Shauna and I met with Josiah Erickson on Monday, and we learned the very useful fact that the cluster does indeed have a load-balancing job queue system operating on it called Tractor. It’s one of the tools distributed with RenderMan, but the scripts one writes to spool tasks are quite generic and should be useful for a variety of applications. When I actually start writing the GP experiment manager (very soon now), it will queue jobs by producing tractor scripts as output and spooling them. There are a couple of quirks with Tractor as it is presently configured that tend to result in permissions errors, but hopefully by working with Josiah and being clever with scripting it will be possible for users to employ the system without having to do stuff with permissions editing. Or at least, not too much of it.
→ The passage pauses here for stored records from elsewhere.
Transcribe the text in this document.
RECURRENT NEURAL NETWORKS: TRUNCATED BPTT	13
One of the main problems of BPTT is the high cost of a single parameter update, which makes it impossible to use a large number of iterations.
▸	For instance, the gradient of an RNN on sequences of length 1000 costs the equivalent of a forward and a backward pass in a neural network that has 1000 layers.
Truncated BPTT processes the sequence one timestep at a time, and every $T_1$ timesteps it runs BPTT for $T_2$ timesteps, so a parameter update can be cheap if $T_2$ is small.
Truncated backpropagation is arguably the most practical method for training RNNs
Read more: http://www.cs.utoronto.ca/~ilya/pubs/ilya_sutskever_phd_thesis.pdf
Launching things on other nodes

September 29, 2009
by Evan Silberman (ejs07)

is not all that hard, actually, so huzzah for that. I modified John’s script slightly to launch dummy worker processes (they just sleep for ten seconds) on the compute nodes, that then write out a file to my homedir on the NFS share. Looks like running one command via ssh on each desired node will more or less accomplish some of the sorts of things we intend to accomplish. Not that this is shocking, I just wanted to convince myself that I could do it.
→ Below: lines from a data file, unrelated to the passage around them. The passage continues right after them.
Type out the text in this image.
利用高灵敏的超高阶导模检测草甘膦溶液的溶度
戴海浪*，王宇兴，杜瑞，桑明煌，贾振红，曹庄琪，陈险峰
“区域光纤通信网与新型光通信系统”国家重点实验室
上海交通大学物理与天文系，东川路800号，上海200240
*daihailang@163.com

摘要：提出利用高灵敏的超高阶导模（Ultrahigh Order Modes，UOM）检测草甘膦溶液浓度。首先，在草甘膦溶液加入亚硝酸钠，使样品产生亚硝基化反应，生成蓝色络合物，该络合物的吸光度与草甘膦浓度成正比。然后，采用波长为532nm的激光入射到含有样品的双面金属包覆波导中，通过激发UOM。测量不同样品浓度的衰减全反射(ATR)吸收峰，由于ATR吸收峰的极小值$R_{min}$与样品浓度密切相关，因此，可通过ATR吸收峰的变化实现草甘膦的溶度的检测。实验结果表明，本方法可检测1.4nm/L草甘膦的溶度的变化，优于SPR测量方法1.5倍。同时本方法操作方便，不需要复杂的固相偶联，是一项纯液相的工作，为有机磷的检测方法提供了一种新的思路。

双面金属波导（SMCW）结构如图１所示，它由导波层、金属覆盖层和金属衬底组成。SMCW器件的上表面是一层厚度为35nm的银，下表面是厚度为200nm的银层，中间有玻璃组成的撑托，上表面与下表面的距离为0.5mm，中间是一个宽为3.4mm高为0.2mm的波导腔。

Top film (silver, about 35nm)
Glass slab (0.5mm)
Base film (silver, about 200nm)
gquery: A tool for getting sorted lists of cluster nodes

September 28, 2009
by John Schanck (jms07)

I wrote a little script that uses ganglia (The cluster monitoring toolkit which was already installed on the cluster) to generate lists of nodes sorted in order of lowest cpu usage. It can also sort by memory free and several other metrics.

Example usage (Get 10 nodes, sorted by lowest cpu usage):

[jms07@fly ~]$ ./gquery -c 10
compute-0-2
compute-0-3
compute-0-4
compute-0-5
compute-0-6
compute-0-7
compute-0-8
compute-0-9
compute-1-5
compute-1-10

Changelog
Tarball
Git: git://anomos.info/~john/ClusterSupport

-John


Push in Erlang

September 23, 2009
by John Schanck (jms07)

I’ve made the source code for my Erlang implementation of Push available at anomos.info/~john/. I’m currently calling it PushAgner, this is a terrible name (Erlang is named after the inventor of queuing theory, Agner Krarup Erlang), please help me come up with a better one.
EDIT: I’ve renamed it to Erlush, which was another working title I had used, and was suggested by Lee.

If you have git installed, you can get the source by running:
$ git clone git://anomos.info/~john/erlush
Following which you can get any updates by running:
$ git pull

If you don’t have git, you can just grab a tarball of the latest source.

I haven’t written any documentation yet. If you really want to get this running it’s probably best to contact me directly.

– John


Meeting liveblog

September 21, 2009
by Evan Silberman (ejs07)

7:17PM: We are meeting.
7:18PM: We are talking about what we want to accomplish.
7:19PM: John is testing the use of CoDeploy on the cluster as a potential tool for deploying our code across the cluster.
7:27PM: We are discussing the feasibility of leaving Erlang interpreters idling on cluster nodes.
7:47PM: We are getting caught up doing weird things with ssh-agent.
7:51PM: We have resolved to meet with Josiah on Wednesday.